Festival von Locarno: Anspruchsvoll

Miriam Jakob in »Der traumhafte Weg«

Miriam Jakob in »Der traumhafte Weg«

Das Festival von Locarno ist ein wichtiges Podium für den Independent-Film. Und ist bekannt für seine abendlichen Vorführungen auf der Piazza Grande – mit  8000 Zuschauern

Vergangenheit und Gegenwart, Personen, die sich finden und die auseinandergehen, drei Zeiten, drei Städte: mit »Der traumhafte Weg« hat es Angela Schanelec in diesem Jahr in den Internationalen Wettbewerb des Festivals von Locarno geschafft und die wiederkehrenden Themen des diesjährigen Jahrgangs konsequent sperrig erzählt. Was von einigen Kritiken gleich als »Zumutung« abgetan wurde, erwies sich als faszinierendes Stück Kino, eine Herausforderung an den Zuschauer.

Überhaupt war die deutsche Präsenz in diesem Jahr stark: Auf der Piazza Grande feierte Christian Schwochows »Paula« (über die Malerin Paula Modersohn-Becker) seine Welt- und Maria Schraders Vor der Morgenröte seine internationale Premiere. Weltpremieren in anderen Sektionen waren neue Dokumentarfilme von Corinna Belz (Peter Handke – Bin im Wald. Kann sein, dass ich mich verspäte …) und Heidi Specogna (Cahier Africain), zu denen zahlreiche Koproduktionen kamen.

Im Internationalen Wettbewerb (17 Filme) war Michael Kochs »Marija« einer von drei Erstlingsfilmen. Aus ihm bleibt das trotzige Gesicht der Hauptdarstellerin Margarita Breitkreiz in Erinnerung, auch wenn die Geschichte einer jungen Ukrainerin, die in Dortmund vom eigenen Frisiersalon träumt, aber erst einmal als Reinigungskraft in einem Hotel arbeiten muss, nicht unbedingt originell ist und Georg Friedrich einmal mehr einen gewieften Kleinkriminellen gibt.

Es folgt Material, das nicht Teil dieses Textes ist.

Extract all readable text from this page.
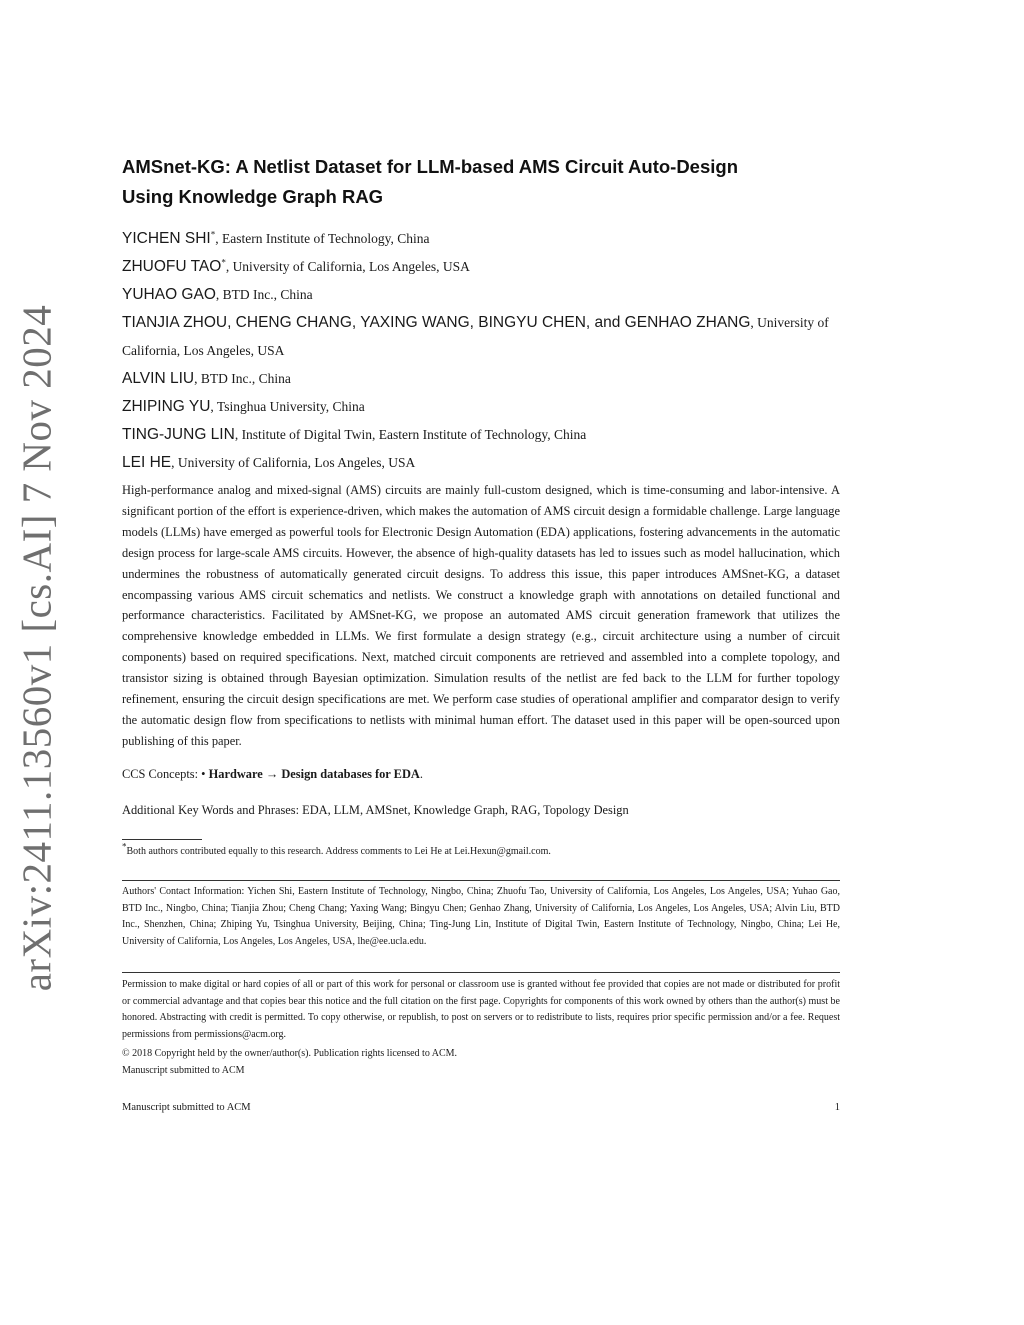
arXiv:2411.13560v1 [cs.AI] 7 Nov 2024
AMSnet-KG: A Netlist Dataset for LLM-based AMS Circuit Auto-Design
Using Knowledge Graph RAG
YICHEN SHI*, Eastern Institute of Technology, China
ZHUOFU TAO*, University of California, Los Angeles, USA
YUHAO GAO, BTD Inc., China
TIANJIA ZHOU, CHENG CHANG, YAXING WANG, BINGYU CHEN, and GENHAO ZHANG, University of California, Los Angeles, USA
ALVIN LIU, BTD Inc., China
ZHIPING YU, Tsinghua University, China
TING-JUNG LIN, Institute of Digital Twin, Eastern Institute of Technology, China
LEI HE, University of California, Los Angeles, USA

High-performance analog and mixed-signal (AMS) circuits are mainly full-custom designed, which is time-consuming and labor-intensive. A significant portion of the effort is experience-driven, which makes the automation of AMS circuit design a formidable challenge. Large language models (LLMs) have emerged as powerful tools for Electronic Design Automation (EDA) applications, fostering advancements in the automatic design process for large-scale AMS circuits. However, the absence of high-quality datasets has led to issues such as model hallucination, which undermines the robustness of automatically generated circuit designs. To address this issue, this paper introduces AMSnet-KG, a dataset encompassing various AMS circuit schematics and netlists. We construct a knowledge graph with annotations on detailed functional and performance characteristics. Facilitated by AMSnet-KG, we propose an automated AMS circuit generation framework that utilizes the comprehensive knowledge embedded in LLMs. We first formulate a design strategy (e.g., circuit architecture using a number of circuit components) based on required specifications. Next, matched circuit components are retrieved and assembled into a complete topology, and transistor sizing is obtained through Bayesian optimization. Simulation results of the netlist are fed back to the LLM for further topology refinement, ensuring the circuit design specifications are met. We perform case studies of operational amplifier and comparator design to verify the automatic design flow from specifications to netlists with minimal human effort. The dataset used in this paper will be open-sourced upon publishing of this paper.

CCS Concepts: • Hardware → Design databases for EDA.
Additional Key Words and Phrases: EDA, LLM, AMSnet, Knowledge Graph, RAG, Topology Design
*Both authors contributed equally to this research. Address comments to Lei He at Lei.Hexun@gmail.com.
Authors' Contact Information: Yichen Shi, Eastern Institute of Technology, Ningbo, China; Zhuofu Tao, University of California, Los Angeles, Los Angeles, USA; Yuhao Gao, BTD Inc., Ningbo, China; Tianjia Zhou; Cheng Chang; Yaxing Wang; Bingyu Chen; Genhao Zhang, University of California, Los Angeles, Los Angeles, USA; Alvin Liu, BTD Inc., Shenzhen, China; Zhiping Yu, Tsinghua University, Beijing, China; Ting-Jung Lin, Institute of Digital Twin, Eastern Institute of Technology, Ningbo, China; Lei He, University of California, Los Angeles, Los Angeles, USA, lhe@ee.ucla.edu.
Permission to make digital or hard copies of all or part of this work for personal or classroom use is granted without fee provided that copies are not made or distributed for profit or commercial advantage and that copies bear this notice and the full citation on the first page. Copyrights for components of this work owned by others than the author(s) must be honored. Abstracting with credit is permitted. To copy otherwise, or republish, to post on servers or to redistribute to lists, requires prior specific permission and/or a fee. Request permissions from permissions@acm.org.
© 2018 Copyright held by the owner/author(s). Publication rights licensed to ACM.
Manuscript submitted to ACM
Manuscript submitted to ACM	1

Im Wettbewerb fehlten diesmal die Altmeister, wenn man nicht Yousry Nasrallah (Jahrgang 1952) schon dazu zählen will, der in Brooks, Meadows and Lovely Faces anlässlich eines großen Festes das komplexe Porträt einer arabischen Familie entwirft. Eine Reihe von FilmemacherInnen knüpfte an frühere Filme an, so Tizza Covi/Rainer Frimmel (die mit »Mister Universo« einmal mehr eine Geschichte aus dem Milieu eines kleinen Wanderzirkus erzählten) und die Argentinierin Milagros Mumenthaler, in deren »Idea de un lago« für eine Fotografin ihre aktuelle Arbeit zur Erinnerung an ihre Kindheit während der Militärdiktatur gerät.

Die Verschränkung von Gegenwart und Vergangenheit zog sich durch viele Filme des Festivals, ebenso die Auseinandersetzung mit familiären Verhältnissen. Jan P. Matuszyński erzählt sie in »The Last Family« als tragische Groteske, basierend auf der realen Familie des surrealistischen Malers Beksinski. Ins Groteske kippte auch »Wet Woman in the Wind«, Akihiko Shiotas Remake eines »Pink-Eiga«-Films, in dem die sexuellen Begegnungen eines ausgebrannten Dramatikers mit einer fordernden jungen Frau zunehmend an das Spätwerk Russ Meyers erinnern.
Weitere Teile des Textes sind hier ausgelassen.